Many venture capital firms are blind to such issues, or avoid the fashion industry altogether. Patamar Capital and Kinara Indonesia are finding value in companies that fight fast fashion, protect worker rights and pay workers well, are focused on environmental sustainability, use local talent and ensure the sustainability of culture, promote recycling, energy efficiency and waste elimination, and use innovative technology that help stakeholders be more efficient.

Gender blinders

Markets are gendered in many ways. We are still fighting to have investors value sectors traditionally ascribed to women, and to value women’s purchasing power.
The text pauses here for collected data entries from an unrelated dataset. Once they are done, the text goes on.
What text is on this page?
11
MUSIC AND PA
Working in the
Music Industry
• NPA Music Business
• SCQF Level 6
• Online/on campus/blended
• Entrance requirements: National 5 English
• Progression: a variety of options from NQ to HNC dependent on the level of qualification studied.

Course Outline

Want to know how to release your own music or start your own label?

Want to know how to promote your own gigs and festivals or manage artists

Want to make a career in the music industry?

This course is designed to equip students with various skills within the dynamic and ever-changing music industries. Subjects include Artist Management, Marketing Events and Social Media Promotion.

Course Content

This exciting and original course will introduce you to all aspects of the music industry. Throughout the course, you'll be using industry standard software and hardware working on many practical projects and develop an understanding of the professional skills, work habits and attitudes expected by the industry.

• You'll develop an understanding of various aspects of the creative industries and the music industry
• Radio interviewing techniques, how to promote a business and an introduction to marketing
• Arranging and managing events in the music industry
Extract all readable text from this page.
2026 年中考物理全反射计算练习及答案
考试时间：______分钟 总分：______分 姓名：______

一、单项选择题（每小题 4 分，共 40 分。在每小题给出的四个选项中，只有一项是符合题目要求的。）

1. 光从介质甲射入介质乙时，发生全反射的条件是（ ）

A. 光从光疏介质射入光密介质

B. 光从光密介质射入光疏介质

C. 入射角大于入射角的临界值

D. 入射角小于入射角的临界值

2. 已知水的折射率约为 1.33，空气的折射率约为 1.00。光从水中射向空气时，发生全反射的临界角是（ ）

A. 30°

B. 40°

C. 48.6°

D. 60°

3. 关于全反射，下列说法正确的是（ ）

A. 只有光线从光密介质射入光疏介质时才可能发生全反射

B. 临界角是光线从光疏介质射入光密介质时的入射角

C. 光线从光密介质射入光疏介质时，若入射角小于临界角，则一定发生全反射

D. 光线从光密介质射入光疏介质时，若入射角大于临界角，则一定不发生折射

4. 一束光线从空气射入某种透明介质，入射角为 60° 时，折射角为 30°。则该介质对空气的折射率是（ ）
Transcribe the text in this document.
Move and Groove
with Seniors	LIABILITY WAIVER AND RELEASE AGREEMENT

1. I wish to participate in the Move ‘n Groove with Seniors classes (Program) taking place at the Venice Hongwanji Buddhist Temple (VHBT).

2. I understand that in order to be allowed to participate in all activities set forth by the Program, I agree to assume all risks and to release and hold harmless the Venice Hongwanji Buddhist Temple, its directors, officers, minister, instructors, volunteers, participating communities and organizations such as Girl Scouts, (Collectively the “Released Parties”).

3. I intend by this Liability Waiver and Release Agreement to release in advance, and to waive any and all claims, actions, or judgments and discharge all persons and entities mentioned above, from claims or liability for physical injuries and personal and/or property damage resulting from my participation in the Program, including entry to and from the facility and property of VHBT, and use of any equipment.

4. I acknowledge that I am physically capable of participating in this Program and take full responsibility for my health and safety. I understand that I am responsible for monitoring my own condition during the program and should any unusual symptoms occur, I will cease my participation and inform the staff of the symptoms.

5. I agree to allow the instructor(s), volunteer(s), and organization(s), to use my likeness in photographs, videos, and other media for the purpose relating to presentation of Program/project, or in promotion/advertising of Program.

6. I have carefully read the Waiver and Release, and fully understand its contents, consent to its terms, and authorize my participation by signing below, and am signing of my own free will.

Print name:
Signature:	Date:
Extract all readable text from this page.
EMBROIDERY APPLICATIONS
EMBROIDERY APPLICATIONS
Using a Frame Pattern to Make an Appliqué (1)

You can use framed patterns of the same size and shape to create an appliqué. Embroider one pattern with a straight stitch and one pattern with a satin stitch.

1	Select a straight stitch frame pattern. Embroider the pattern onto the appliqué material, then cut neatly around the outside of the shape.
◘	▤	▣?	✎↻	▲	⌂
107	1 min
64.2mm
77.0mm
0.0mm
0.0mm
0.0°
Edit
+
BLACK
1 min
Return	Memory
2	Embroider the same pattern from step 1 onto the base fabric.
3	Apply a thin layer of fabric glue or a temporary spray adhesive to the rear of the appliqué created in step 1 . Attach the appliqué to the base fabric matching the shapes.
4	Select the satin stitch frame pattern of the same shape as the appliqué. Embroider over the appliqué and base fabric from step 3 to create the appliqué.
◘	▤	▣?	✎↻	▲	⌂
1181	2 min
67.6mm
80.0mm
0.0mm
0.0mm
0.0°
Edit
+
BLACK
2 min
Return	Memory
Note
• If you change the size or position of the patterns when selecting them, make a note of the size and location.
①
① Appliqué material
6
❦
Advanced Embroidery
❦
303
Recently, the rise of the “female economy” has gained a lot of traction. Although investors and corporations are starting to acknowledge the consumer purchasing power of women across the globe, we’re still dealing with long entrenched biases on what markets are considered valuable and therefore investable.

What is more, markets are gendered in how we evaluate the risks in investment. Too often economic gains are predicated on exploitation. We fail to value unpaid care work, overwhelmingly performed by women. We overlook the inequalities and downright abuse concentrated in workforces that are predominantly female. Sectors that engage a predominantly female workforce are associated with increased precarity, wage discrimination and experience of violence. This includes fashion.

Many investors say fashion won’t deliver the kinds of returns they’re after and don’t consider opportunities in fashion at all. Bias plays a role in such perceptions. We often think of markets as neutral forces, but markets can be gendered, or biased toward either women or men. The way a market is gendered affects the opportunities investors ascribe to them, regardless of what what the data say, as well as what risks are seen and considered.

All of this adds up to the fact that anything gendered “female,” or associated with individuals who present as women, is often undervalued. Hence the opportunity for gender lens investors.

Because gender, like markets, is a social construction, it is a fluid concept that can change over time. Investors that check their analysis for bias can spot opportunity where the numbers direct them, and take exploitative practices as serious risks in need of attention.

Efforts like those of Patamar Capital and Kinara Indonesia are important examples of how we can engage systems of finance to create gender-equitable social change.


Kristen Yee is a senior program manager at the Criterion Institute.